Foot Health News Today
07/3 - IPFH
The European Union recently invited the Institute for Preventive Foot Health to participate in SOHEALTHY, a research project financed by the European Commission. SOHEALTHY links to the IPFH website and IPFH staff and scientific advisory board members will be available for consultation and collaboration. The initiative focuses on foot problems associated mainly with diabetes, obesity and aging, and will help determine footwear solutions aligned to these problems and to the mechanical issues that cause them.
07/1 - IPFH
Many women are turning to cosmetic surgery to fit their feet into high-fashion shoes. But the trend is "ill advised," according to the American College of Foot and Ankle Surgeons, whose members specialize in foot surgery. The College has taken an official stand, asserting that cosmetic foot surgery should not be undertaken because it carries risks (chronic pain, scarring, infection, worsened deformity, bleeding, nerve damage, and a serious reaction to the anesthesia) without medical benefits. IPFH agrees and applauds and hopes that women will heed the warning.
06/26 - IPFH
If you are a Medicare beneficiary with diabetes that affects your feet, you may be eligible for a pair of therapeutic shoes and/or inserts. Learn more about the benefit here. Print out IPFH's health care professionals article on this topic; ask your doctor if you are eligible and, if so, if he will do the required paperwork.
06/24 - IPFH
Tennis is in the news this week, so it's a good time to brush up on preventive foot health for this and other summer sports. In addition to our article, check out the US Tennis Association's advice--mostly good, but from IPFH's perspective, not enough emphasis on padded socks (not the same as wearing two pairs of socks) and fitting your padded socks, tennis shoes and any insert or orthotic using an integrated approach.
06/19 - IPFH
The majority of people who walk their dogs regularly might be more motivated to get moving for Fido's benefit than for their own health, says public health researcher Elizabeth Richards, an assistant professor of nursing at Purdue University. Richards (shown on IPFH's home page) heads up the Dogs PAW study, which evaluates methods to encourage dog owners to walk more often.

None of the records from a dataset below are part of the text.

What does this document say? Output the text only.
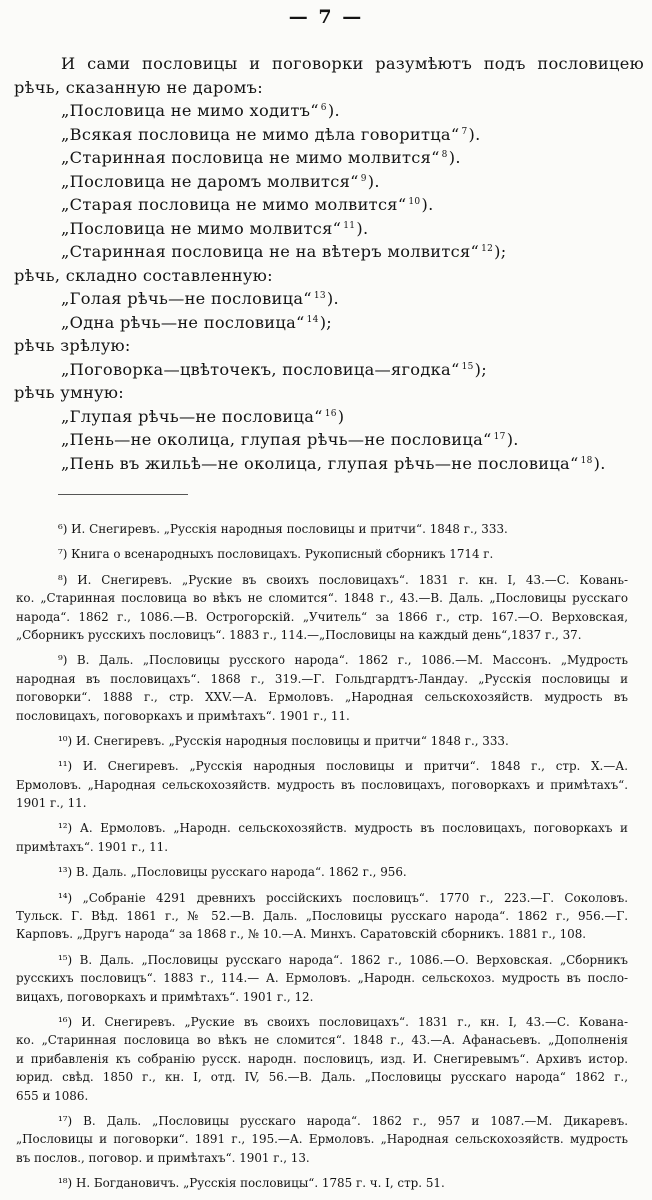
— 7 —
И сами пословицы и поговорки разумѣютъ подъ пословицею
рѣчь, сказанную не даромъ:
„Пословица не мимо ходитъ“ $^6$).
„Всякая пословица не мимо дѣла говоритца“ $^7$).
„Старинная пословица не мимо молвится“ $^8$).
„Пословица не даромъ молвится“ $^9$).
„Старая пословица не мимо молвится“ $^{10}$).
„Пословица не мимо молвится“ $^{11}$).
„Старинная пословица не на вѣтеръ молвится“ $^{12}$);
рѣчь, складно составленную:
„Голая рѣчь—не пословица“ $^{13}$).
„Одна рѣчь—не пословица“ $^{14}$);
рѣчь зрѣлую:
„Поговорка—цвѣточекъ, пословица—ягодка“ $^{15}$);
рѣчь умную:
„Глупая рѣчь—не пословица“ $^{16}$)
„Пень—не околица, глупая рѣчь—не пословица“ $^{17}$).
„Пень въ жильѣ—не околица, глупая рѣчь—не пословица“ $^{18}$).
⁶) И. Снегиревъ. „Русскія народныя пословицы и притчи“. 1848 г., 333.
⁷) Книга о всенародныхъ пословицахъ. Рукописный сборникъ 1714 г.
⁸) И. Снегиревъ. „Руские въ своихъ пословицахъ“. 1831 г. кн. I, 43.—С. Ковань-
ко. „Старинная пословица во вѣкъ не сломится“. 1848 г., 43.—В. Даль. „Пословицы русскаго
народа“. 1862 г., 1086.—В. Острогорскій. „Учитель“ за 1866 г., стр. 167.—О. Верховская,
„Сборникъ русскихъ пословицъ“. 1883 г., 114.—„Пословицы на каждый день“,1837 г., 37.
⁹) В. Даль. „Пословицы русского народа“. 1862 г., 1086.—М. Массонъ. „Мудрость
народная въ пословицахъ“. 1868 г., 319.—Г. Гольдгардтъ-Ландау. „Русскія пословицы и
поговорки“. 1888 г., стр. XXV.—А. Ермоловъ. „Народная сельскохозяйств. мудрость въ
пословицахъ, поговоркахъ и примѣтахъ“. 1901 г., 11.
¹⁰) И. Снегиревъ. „Русскія народныя пословицы и притчи“ 1848 г., 333.
¹¹) И. Снегиревъ. „Русскія народныя пословицы и притчи“. 1848 г., стр. Х.—А.
Ермоловъ. „Народная сельскохозяйств. мудрость въ пословицахъ, поговоркахъ и примѣтахъ“.
1901 г., 11.
¹²) А. Ермоловъ. „Народн. сельскохозяйств. мудрость въ пословицахъ, поговоркахъ и
примѣтахъ“. 1901 г., 11.
¹³) В. Даль. „Пословицы русскаго народа“. 1862 г., 956.
¹⁴) „Собраніе 4291 древнихъ россійскихъ пословицъ“. 1770 г., 223.—Г. Соколовъ.
Тульск. Г. Вѣд. 1861 г., № 52.—В. Даль. „Пословицы русскаго народа“. 1862 г., 956.—Г.
Карповъ. „Другъ народа“ за 1868 г., № 10.—А. Минхъ. Саратовскій сборникъ. 1881 г., 108.
¹⁵) В. Даль. „Пословицы русскаго народа“. 1862 г., 1086.—О. Верховская. „Сборникъ
русскихъ пословицъ“. 1883 г., 114.— А. Ермоловъ. „Народн. сельскохоз. мудрость въ посло-
вицахъ, поговоркахъ и примѣтахъ“. 1901 г., 12.
¹⁶) И. Снегиревъ. „Руские въ своихъ пословицахъ“. 1831 г., кн. I, 43.—С. Кована-
ко. „Старинная пословица во вѣкъ не сломится“. 1848 г., 43.—А. Афанасьевъ. „Дополненія
и прибавленія къ собранію русск. народн. пословицъ, изд. И. Снегиревымъ“. Архивъ истор.
юрид. свѣд. 1850 г., кн. I, отд. IV, 56.—В. Даль. „Пословицы русскаго народа“ 1862 г.,
655 и 1086.
¹⁷) В. Даль. „Пословицы русскаго народа“. 1862 г., 957 и 1087.—М. Дикаревъ.
„Пословицы и поговорки“. 1891 г., 195.—А. Ермоловъ. „Народная сельскохозяйств. мудрость
въ послов., поговор. и примѣтахъ“. 1901 г., 13.
¹⁸) Н. Богдановичъ. „Русскія пословицы“. 1785 г. ч. I, стр. 51.
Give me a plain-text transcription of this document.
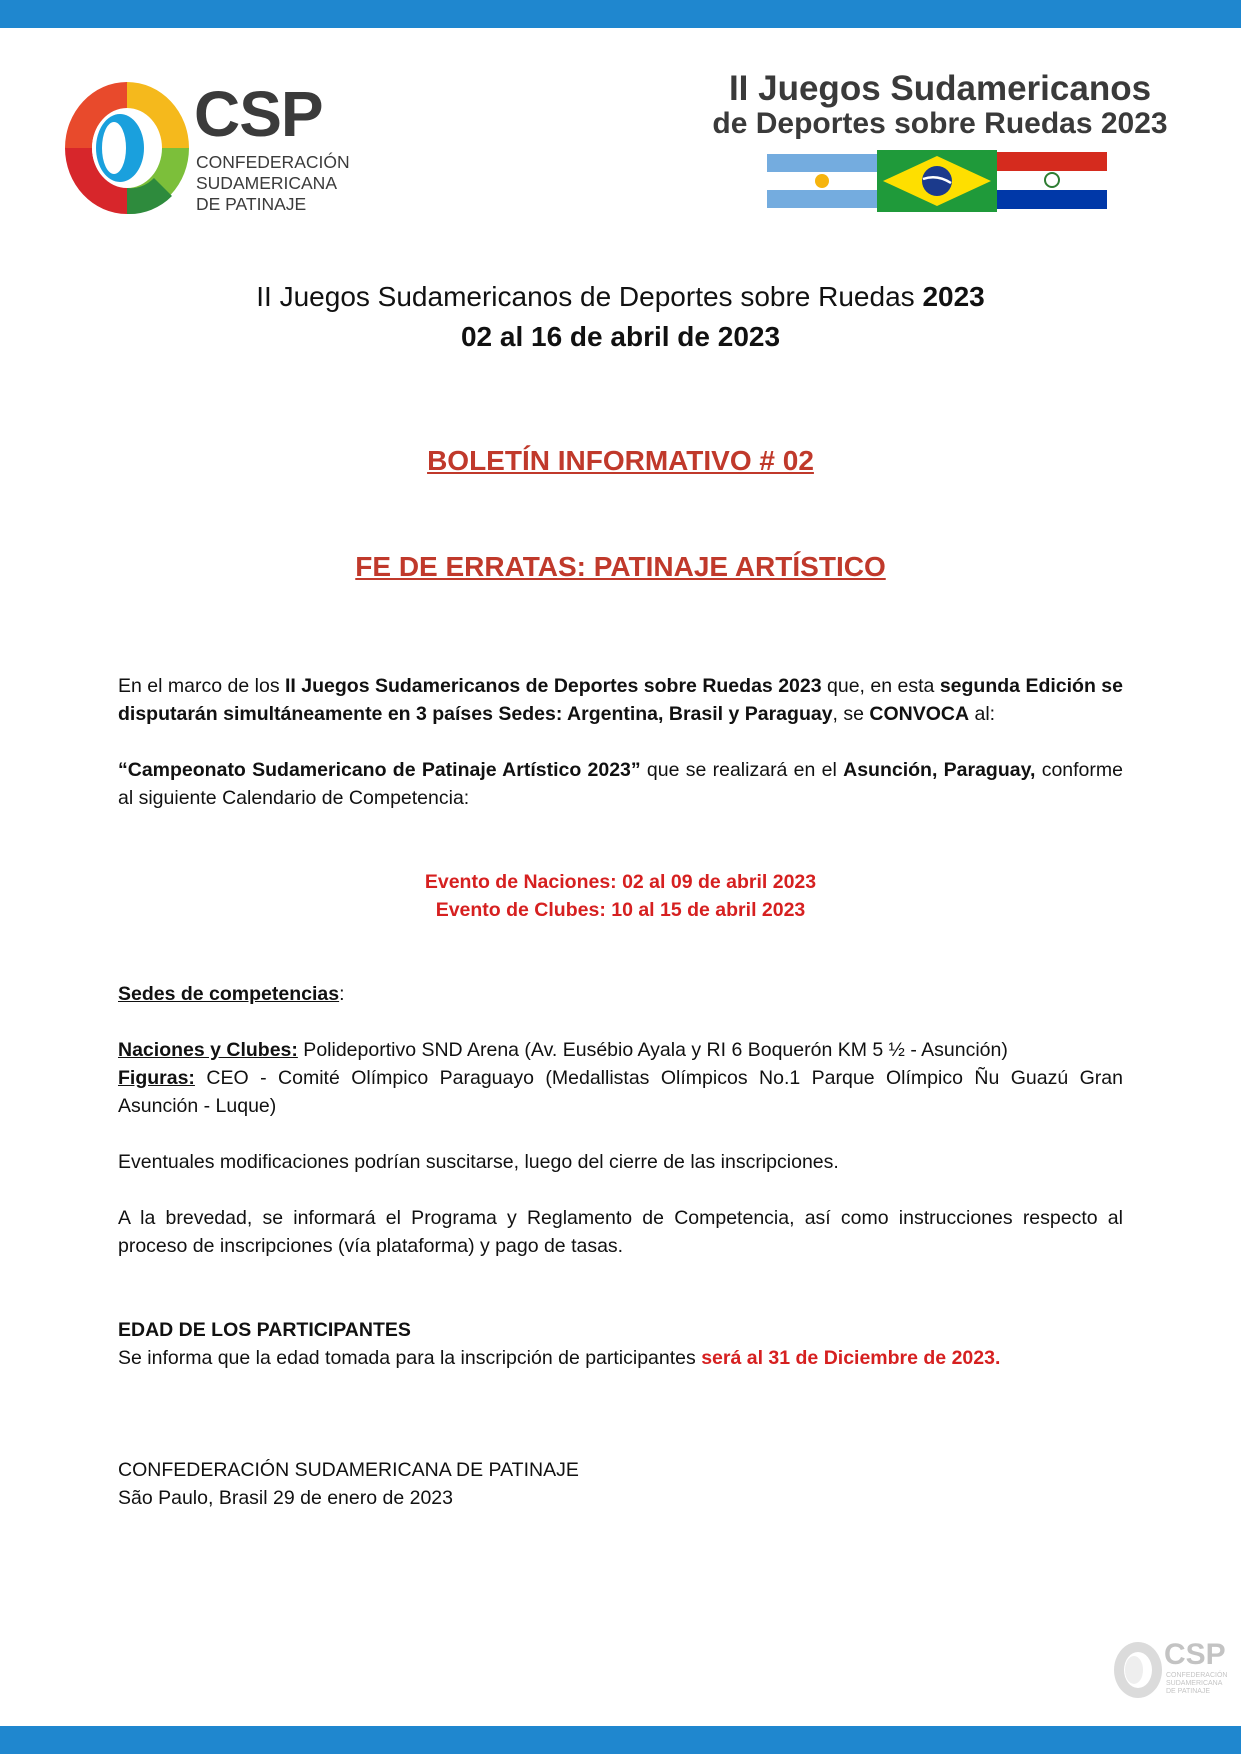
CSP
CONFEDERACIÓN
SUDAMERICANA
DE PATINAJE
II Juegos Sudamericanos
de Deportes sobre Ruedas 2023
II Juegos Sudamericanos de Deportes sobre Ruedas 2023
02 al 16 de abril de 2023
BOLETÍN INFORMATIVO # 02
FE DE ERRATAS: PATINAJE ARTÍSTICO
En el marco de los II Juegos Sudamericanos de Deportes sobre Ruedas 2023 que, en esta segunda Edición se disputarán simultáneamente en 3 países Sedes: Argentina, Brasil y Paraguay, se CONVOCA al:
“Campeonato Sudamericano de Patinaje Artístico 2023” que se realizará en el Asunción, Paraguay, conforme al siguiente Calendario de Competencia:
Evento de Naciones: 02 al 09 de abril 2023
Evento de Clubes: 10 al 15 de abril 2023
Sedes de competencias:
Naciones y Clubes: Polideportivo SND Arena (Av. Eusébio Ayala y RI 6 Boquerón KM 5 ½ - Asunción)
Figuras: CEO - Comité Olímpico Paraguayo (Medallistas Olímpicos No.1 Parque Olímpico Ñu Guazú Gran Asunción - Luque)
Eventuales modificaciones podrían suscitarse, luego del cierre de las inscripciones.
A la brevedad, se informará el Programa y Reglamento de Competencia, así como instrucciones respecto al proceso de inscripciones (vía plataforma) y pago de tasas.
EDAD DE LOS PARTICIPANTES
Se informa que la edad tomada para la inscripción de participantes será al 31 de Diciembre de 2023.
CONFEDERACIÓN SUDAMERICANA DE PATINAJE
São Paulo, Brasil 29 de enero de 2023
CSP
CONFEDERACIÓN
SUDAMERICANA
DE PATINAJE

"The motivation is often for their pets' well-being, but owners benefit from the physical exercise, too. And the more we understand this relationship and behavior the better we can help people be more active," Richards says. Whether you walk your dog for his/her health or yours, get moving! To make sure your feet are comfortable when you're doing so, use IPFH's integrated approach to selecting and fitting your footwear.